Poets’ Corner: Rosemerry for Valentine’s Day

Poets’ Corner: Rosemerry for Valentine’s Day

On Valentine’s Day, it all seems so straightforward, so simple: he gives you a little box or a big bouquet, chocolates too maybe; you give him, what?, basketball tickets. Long glance looks over a romantic dinner. But through her words, her pearls, regular contributor (thank heaven), Word Woman Rosemerry Trommer, understands love is not simple. It is a many nuanced thing. 

Below, five ways of looking at that fragile reality. 

And one for those who like just a little steam in their coffee…

(And please note, Rosemerry is one of two featured poets – the other is Art Goodtimes – at the February Talking Gourds gathering, in Telluride on February 21 at Telluride Arts’ HQ.)

Former Western Slope Poet Laureate, Wordwoman Rosemerry Wahtola Trommer leads new series about looking at ourselves through the eyes of our country’s Laureates.

Former Western Slope Poet Laureate, Wordwoman Rosemerry Wahtola Trommer leads new series about looking at ourselves through the eyes of our country’s Laureates.

Tonight While I Was Knitting

I imagined pearling

a silk shawl of prayers

generous enough to cover

the whole cold world,

the color of the moon.

 

So as Not to Overwhelm You

trying to fit it

into a tea cup,

this ocean of love

 

Sometimes After a Drought

the way the rain

soaks the earth—

not because the earth deserves it

but because it could not help but rain—

that’s how love arrives

 

After the Horse Nearly Rolls on My Daughter

I tell her, well, if you continue to work with horses,

before long you’ll be kicked and bucked and bit, too.

She smiles solemnly, slips back into her boots.

If only the heart could wear boots, I think,

something to make it feel a little more invincible.

No, I think. It doesn’t work that way. The heart,

though rolled and kicked and bucked and bit,

must never feel invincible.
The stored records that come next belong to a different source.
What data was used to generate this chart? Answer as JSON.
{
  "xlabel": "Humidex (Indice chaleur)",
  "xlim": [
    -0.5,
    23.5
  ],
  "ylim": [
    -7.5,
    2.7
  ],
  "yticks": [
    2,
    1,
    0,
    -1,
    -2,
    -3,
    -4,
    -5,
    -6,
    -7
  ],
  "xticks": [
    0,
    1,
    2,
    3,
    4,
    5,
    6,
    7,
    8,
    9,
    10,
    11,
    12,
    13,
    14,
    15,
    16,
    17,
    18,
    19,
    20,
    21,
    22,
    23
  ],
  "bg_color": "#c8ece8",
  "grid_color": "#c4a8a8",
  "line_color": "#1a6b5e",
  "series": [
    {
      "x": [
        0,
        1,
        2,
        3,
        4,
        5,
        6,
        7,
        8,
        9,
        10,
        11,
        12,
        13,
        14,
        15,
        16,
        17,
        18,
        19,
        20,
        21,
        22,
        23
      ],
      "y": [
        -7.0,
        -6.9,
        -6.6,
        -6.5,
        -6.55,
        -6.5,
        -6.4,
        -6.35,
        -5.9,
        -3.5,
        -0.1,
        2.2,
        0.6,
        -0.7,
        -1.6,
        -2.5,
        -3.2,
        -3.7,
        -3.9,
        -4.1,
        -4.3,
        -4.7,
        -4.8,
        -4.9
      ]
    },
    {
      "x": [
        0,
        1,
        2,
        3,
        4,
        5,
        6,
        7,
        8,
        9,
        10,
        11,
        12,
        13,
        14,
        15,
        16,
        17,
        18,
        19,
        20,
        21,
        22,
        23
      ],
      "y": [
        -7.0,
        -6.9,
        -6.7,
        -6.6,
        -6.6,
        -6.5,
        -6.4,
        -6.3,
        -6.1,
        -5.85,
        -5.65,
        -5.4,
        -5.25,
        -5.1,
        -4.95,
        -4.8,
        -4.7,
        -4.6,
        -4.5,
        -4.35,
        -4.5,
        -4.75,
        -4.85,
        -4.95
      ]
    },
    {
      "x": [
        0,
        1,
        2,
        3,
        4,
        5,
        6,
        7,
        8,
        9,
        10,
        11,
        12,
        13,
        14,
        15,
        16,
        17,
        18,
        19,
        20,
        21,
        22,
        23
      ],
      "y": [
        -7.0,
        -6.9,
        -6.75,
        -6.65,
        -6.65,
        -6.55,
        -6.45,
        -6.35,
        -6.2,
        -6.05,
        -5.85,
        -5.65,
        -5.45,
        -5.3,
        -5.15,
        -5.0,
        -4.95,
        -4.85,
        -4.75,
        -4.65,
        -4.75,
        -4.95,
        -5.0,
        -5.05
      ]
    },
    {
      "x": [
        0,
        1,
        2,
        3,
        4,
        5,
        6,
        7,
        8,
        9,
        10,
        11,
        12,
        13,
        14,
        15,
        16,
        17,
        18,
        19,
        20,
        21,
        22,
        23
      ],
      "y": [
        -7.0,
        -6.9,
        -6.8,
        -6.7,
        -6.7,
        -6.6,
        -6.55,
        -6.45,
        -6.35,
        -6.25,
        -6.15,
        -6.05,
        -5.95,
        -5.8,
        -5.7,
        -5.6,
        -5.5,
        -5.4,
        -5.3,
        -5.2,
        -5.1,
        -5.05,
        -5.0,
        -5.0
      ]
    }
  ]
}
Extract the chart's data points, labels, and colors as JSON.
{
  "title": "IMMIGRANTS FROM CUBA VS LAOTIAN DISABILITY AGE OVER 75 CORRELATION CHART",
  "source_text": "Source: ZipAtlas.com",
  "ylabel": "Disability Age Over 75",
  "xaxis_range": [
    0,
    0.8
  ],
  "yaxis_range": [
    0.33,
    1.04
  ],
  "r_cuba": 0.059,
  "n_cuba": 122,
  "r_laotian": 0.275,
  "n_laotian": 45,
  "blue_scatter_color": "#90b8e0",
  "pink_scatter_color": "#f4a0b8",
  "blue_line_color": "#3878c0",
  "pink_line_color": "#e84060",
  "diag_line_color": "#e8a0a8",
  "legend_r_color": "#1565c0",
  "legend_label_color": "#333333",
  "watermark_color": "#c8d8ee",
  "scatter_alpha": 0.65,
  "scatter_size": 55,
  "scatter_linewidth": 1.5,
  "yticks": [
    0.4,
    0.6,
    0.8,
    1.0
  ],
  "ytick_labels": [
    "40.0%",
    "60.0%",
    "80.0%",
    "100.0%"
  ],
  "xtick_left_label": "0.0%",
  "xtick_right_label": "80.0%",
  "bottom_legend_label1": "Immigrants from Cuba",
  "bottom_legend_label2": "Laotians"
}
It must always know

it is in terrible danger of being hurt

and return to love anyway.

 

Even now,

as you hang

over the edge

of a cliff,

one hand dangling

empty

above the sheer

chasm,

the other

holding

a thin

brittle

branch,

isn’t it

oddly

wonderful

the only

thought

that hasn’t

fled in fear

is that

this, too,

would be

a great time

for kissing.

1 Comment
  • Sally Russell
    Posted at 13:40h, 14 February

    Rosemerry scores again with these love poems. I especially like the horse analogy, having been a rider and horse carer. Thank you, Rosemerry!